Neste aspecto, seja pela via administrativa ou judicial as partes envolvidas conseguiram superar esse primeiro obstáculo. Todavia, ultrapassado esse primeiro dilema, surge agora outro problema, que diz respeito aos reajustes dos aluguéis vinculados ao índice IGP-M, cujo índice atingiu recentemente 32% e gerou ainda mais problemas no setor de imóveis, sem prejuízo dos efeitos sistêmicos na economia.
Para efeitos comparativos, no mesmo período o índice IPCA, que mede a inflação no Brasil, atingiu 5,2%. Embora também em níveis elevados e acima da meta, são bem menores do que a alta ocorrida no IGP-M. O somatório dos fatos não trouxe alívio para o setor imobiliário. Se por um lado a alta do IGP-M favorece os proprietários, do outro, penalizam o inquilino que já sofreu em grande parte com os impactos da redução do faturamento em decorrência das medidas de distanciamento.
Na ausência de solução amigável entre proprietários e inquilinos quanto à aplicação ou não do índice, a questão que nos resta saber é sobre a possibilidade de revisão judicial do contrato. A nosso ver a resposta é positiva. Em termos gerais, o IGP-M serve para corrigir o valor do contrato de modo a gerar equilíbrio contratual com a correção da moeda e preservação do poder de compra. Todavia, a alta do índice em patamares tão elevados nos leva a uma situação completamente diversa, pois saímos do campo da mera correção monetária para ganhos indevidos, que se levado a cabo, impactarão toda a economia.

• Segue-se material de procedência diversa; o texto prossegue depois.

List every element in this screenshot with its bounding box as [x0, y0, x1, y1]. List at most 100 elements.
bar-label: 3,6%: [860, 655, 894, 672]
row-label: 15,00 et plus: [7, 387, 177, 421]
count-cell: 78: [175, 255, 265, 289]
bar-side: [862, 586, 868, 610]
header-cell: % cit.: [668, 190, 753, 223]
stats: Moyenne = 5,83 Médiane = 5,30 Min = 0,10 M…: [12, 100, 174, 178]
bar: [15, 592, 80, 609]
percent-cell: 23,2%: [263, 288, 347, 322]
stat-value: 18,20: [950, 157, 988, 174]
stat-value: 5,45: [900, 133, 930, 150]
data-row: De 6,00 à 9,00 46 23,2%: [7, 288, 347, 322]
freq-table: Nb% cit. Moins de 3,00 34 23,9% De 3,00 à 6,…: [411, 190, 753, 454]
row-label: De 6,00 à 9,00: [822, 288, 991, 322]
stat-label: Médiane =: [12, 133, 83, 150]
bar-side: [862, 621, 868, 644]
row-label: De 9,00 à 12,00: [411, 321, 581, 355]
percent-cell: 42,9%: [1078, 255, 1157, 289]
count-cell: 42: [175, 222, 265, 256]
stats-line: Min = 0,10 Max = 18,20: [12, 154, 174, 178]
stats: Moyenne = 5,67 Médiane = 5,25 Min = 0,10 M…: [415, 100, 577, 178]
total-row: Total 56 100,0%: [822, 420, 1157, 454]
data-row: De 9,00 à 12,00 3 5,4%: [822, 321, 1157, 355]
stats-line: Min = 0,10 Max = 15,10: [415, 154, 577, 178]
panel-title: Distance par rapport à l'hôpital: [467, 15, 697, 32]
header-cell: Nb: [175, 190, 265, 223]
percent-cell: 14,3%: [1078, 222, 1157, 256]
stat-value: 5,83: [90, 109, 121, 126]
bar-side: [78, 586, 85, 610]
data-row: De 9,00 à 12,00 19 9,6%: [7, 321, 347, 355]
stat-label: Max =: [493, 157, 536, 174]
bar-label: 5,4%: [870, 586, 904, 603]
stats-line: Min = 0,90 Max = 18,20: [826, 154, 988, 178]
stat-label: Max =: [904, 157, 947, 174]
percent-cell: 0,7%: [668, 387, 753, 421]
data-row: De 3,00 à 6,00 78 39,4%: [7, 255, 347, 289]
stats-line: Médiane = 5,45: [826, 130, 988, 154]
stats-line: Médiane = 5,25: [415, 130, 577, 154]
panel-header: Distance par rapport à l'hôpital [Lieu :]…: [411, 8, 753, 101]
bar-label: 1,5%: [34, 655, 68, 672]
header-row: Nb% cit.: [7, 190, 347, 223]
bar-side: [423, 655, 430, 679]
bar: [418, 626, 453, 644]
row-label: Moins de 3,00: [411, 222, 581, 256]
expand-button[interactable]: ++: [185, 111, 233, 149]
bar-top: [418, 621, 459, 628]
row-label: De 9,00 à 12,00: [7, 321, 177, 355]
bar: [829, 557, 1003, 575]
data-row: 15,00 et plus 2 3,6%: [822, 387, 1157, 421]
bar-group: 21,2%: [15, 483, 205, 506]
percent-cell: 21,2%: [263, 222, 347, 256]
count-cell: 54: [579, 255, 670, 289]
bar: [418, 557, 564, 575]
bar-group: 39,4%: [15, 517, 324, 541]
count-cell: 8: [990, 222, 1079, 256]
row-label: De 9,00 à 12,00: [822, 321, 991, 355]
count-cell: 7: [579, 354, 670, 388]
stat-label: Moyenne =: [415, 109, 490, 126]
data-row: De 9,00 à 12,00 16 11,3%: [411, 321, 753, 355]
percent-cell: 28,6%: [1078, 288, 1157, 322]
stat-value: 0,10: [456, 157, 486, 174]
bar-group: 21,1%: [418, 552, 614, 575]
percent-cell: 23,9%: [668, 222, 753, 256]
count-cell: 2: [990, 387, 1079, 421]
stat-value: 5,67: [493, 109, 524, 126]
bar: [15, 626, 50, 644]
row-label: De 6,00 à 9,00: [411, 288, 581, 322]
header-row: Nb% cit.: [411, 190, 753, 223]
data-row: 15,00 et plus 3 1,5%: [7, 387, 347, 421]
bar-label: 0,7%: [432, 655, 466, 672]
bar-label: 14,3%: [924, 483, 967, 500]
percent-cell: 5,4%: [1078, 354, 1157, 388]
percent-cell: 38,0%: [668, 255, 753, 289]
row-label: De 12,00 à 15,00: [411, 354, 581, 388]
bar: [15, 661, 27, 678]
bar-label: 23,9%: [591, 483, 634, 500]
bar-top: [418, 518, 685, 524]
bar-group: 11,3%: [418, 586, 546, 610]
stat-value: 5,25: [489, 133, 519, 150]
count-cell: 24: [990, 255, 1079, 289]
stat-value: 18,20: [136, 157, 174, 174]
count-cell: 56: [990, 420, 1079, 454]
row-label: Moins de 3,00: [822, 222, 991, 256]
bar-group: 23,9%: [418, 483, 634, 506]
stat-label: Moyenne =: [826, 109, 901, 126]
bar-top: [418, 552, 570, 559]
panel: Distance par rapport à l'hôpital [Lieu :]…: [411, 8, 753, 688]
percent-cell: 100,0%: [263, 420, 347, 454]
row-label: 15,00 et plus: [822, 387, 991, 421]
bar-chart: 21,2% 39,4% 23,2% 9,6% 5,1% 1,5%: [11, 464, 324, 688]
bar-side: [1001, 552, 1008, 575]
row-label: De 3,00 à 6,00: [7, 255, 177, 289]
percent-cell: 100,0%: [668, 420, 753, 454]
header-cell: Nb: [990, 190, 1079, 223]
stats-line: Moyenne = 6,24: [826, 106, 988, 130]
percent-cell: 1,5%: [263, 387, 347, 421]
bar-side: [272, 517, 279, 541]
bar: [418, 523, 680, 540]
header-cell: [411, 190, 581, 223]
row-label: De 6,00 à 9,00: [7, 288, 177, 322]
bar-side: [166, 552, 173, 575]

A falta de flexibilidade e manutenção fiel do índice IGP-M nos contratos de aluguel podem causar um impacto sistêmico na economia. Nesse sentido, mais uma vez vemos como possível a aplicação da teoria da imprevisão para permitir a revisão dos contratos de alugueis e substituição do índice IGP-M para o IPCA (o índice oficial que mede a inflação).
Conforme previsto no art. 478 do Código Civil, “nos contratos de execução continuada ou diferida, se a prestação de uma das partes se tornar excessivamente onerosa, com extrema vantagem para a outra, em virtude de acontecimentos extraordinários e imprevisíveis, poderá o devedor pedir a resolução do contrato” ou a simples revisão pontual em termos do contrato.

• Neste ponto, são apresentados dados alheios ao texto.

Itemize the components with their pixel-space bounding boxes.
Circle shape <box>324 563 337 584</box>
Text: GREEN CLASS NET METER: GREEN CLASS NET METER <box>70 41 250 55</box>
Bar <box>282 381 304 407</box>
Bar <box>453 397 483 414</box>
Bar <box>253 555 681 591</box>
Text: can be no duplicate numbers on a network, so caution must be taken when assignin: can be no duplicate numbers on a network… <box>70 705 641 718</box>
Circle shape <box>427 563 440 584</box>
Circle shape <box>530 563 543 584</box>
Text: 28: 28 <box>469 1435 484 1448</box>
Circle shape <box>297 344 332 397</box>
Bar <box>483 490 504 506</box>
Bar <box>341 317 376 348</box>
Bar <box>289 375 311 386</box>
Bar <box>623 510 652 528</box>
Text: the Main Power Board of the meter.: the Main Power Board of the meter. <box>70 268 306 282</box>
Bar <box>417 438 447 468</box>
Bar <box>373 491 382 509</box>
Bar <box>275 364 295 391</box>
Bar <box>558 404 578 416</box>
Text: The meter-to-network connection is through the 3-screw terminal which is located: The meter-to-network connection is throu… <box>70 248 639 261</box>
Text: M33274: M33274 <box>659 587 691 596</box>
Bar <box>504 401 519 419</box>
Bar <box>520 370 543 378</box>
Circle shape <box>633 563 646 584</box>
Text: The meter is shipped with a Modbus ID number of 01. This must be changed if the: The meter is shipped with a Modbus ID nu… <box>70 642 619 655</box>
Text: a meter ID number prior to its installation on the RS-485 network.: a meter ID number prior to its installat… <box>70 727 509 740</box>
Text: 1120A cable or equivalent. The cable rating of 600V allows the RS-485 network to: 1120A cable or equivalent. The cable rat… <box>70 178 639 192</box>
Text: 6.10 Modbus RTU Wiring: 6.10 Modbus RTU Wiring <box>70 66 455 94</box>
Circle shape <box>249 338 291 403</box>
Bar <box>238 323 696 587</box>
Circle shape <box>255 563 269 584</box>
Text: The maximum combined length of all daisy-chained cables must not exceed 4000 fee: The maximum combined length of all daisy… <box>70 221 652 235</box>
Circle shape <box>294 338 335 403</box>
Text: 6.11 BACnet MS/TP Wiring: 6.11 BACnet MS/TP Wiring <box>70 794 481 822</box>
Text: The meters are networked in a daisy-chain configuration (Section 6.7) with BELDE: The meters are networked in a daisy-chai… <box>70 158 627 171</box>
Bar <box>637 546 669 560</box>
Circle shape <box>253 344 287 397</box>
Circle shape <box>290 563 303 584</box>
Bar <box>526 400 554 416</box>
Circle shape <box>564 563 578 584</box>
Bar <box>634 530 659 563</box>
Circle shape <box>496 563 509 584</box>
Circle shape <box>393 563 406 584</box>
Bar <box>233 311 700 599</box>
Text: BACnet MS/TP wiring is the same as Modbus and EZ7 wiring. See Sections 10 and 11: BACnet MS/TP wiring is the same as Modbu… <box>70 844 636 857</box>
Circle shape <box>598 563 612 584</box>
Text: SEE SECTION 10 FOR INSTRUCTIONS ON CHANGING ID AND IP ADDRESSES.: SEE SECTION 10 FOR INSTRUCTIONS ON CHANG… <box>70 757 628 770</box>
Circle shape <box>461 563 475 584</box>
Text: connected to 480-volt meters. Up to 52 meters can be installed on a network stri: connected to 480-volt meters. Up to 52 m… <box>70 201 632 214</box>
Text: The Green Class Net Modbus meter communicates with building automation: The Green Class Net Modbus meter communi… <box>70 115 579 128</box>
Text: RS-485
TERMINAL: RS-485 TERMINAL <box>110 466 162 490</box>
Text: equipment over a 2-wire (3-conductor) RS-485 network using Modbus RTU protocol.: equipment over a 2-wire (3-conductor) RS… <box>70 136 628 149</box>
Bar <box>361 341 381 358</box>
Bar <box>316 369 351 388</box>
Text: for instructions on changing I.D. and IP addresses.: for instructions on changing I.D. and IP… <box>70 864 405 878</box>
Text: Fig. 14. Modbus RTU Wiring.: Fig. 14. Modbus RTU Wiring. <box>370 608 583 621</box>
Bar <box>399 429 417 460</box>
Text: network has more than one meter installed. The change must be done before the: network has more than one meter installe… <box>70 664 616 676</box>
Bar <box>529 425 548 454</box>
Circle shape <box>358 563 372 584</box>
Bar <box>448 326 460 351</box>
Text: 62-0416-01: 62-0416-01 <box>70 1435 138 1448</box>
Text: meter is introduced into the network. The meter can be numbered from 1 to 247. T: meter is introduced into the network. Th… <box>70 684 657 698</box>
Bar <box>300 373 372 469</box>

Lamentavelmente, na ausência de um diálogo e consenso entre os interessados, não resta outra saída senão a judicialização da demanda, cujos Tribunais têm emitido inúmeras decisões conflitantes, ora permitindo a revisão do contrato e aplicando outro índice, ora mantendo o pacto contratual em sua literalidade.
Diante do imbróglio e da urgência que o caso requer, o Partido Social Democrático-PSD propôs junto ao Supremo Tribunal Federal-STF uma ação de Arguição de Descumprimento de Preceito Fundamental nº 869, que a rigor, visa estabelecer a interpretação de que os reajustes dos contratos de locação residencial ou não devem seguir o IPCA em substituição ao IGP-M. Subsidiariamente, caso o STF não acolha esse pedido principal, requer então seja acolhido a aplicação do IPCA de forma temporária, abarcando apenas o período pandêmico, como meio de driblar a crise para poder continuar de “portas abertas” .

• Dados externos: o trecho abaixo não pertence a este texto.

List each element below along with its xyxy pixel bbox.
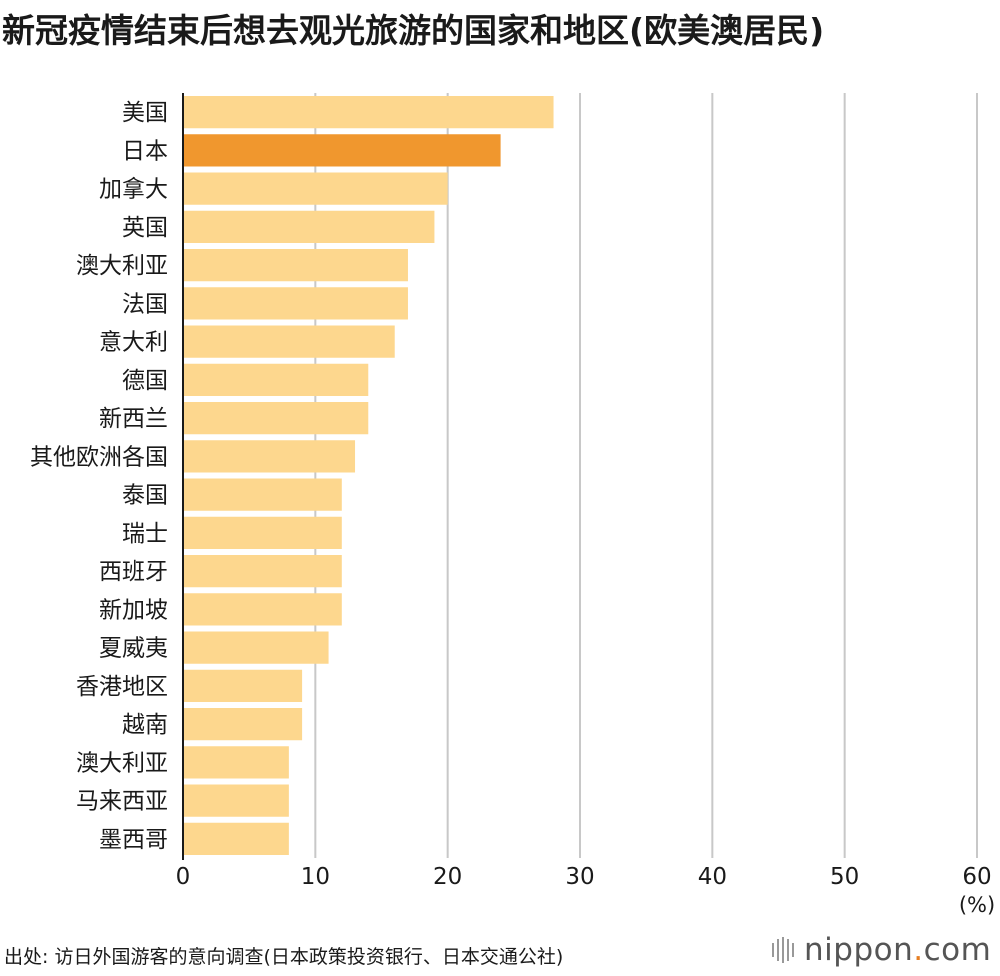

De toda forma e por inúmeras razões, vemos como possível a revisão dos contratos de locação para trazer de volta o necessário equilíbrio nos contratos de locação, com a substituição (ainda que excepcional) do índice IGP-M pelo IPCA ou outro que melhor reflita a correção da moeda, com os votos de que o STF decida sobre a questão de forma célere, cuja decisão poderá impactar direta ou diretamente toda a população brasileira e o mercado de consumo, privilegiando ainda a segurança jurídica e o fim da controvérsia judicial com as inúmeras decisões conflitantes dos nossos Tribunais.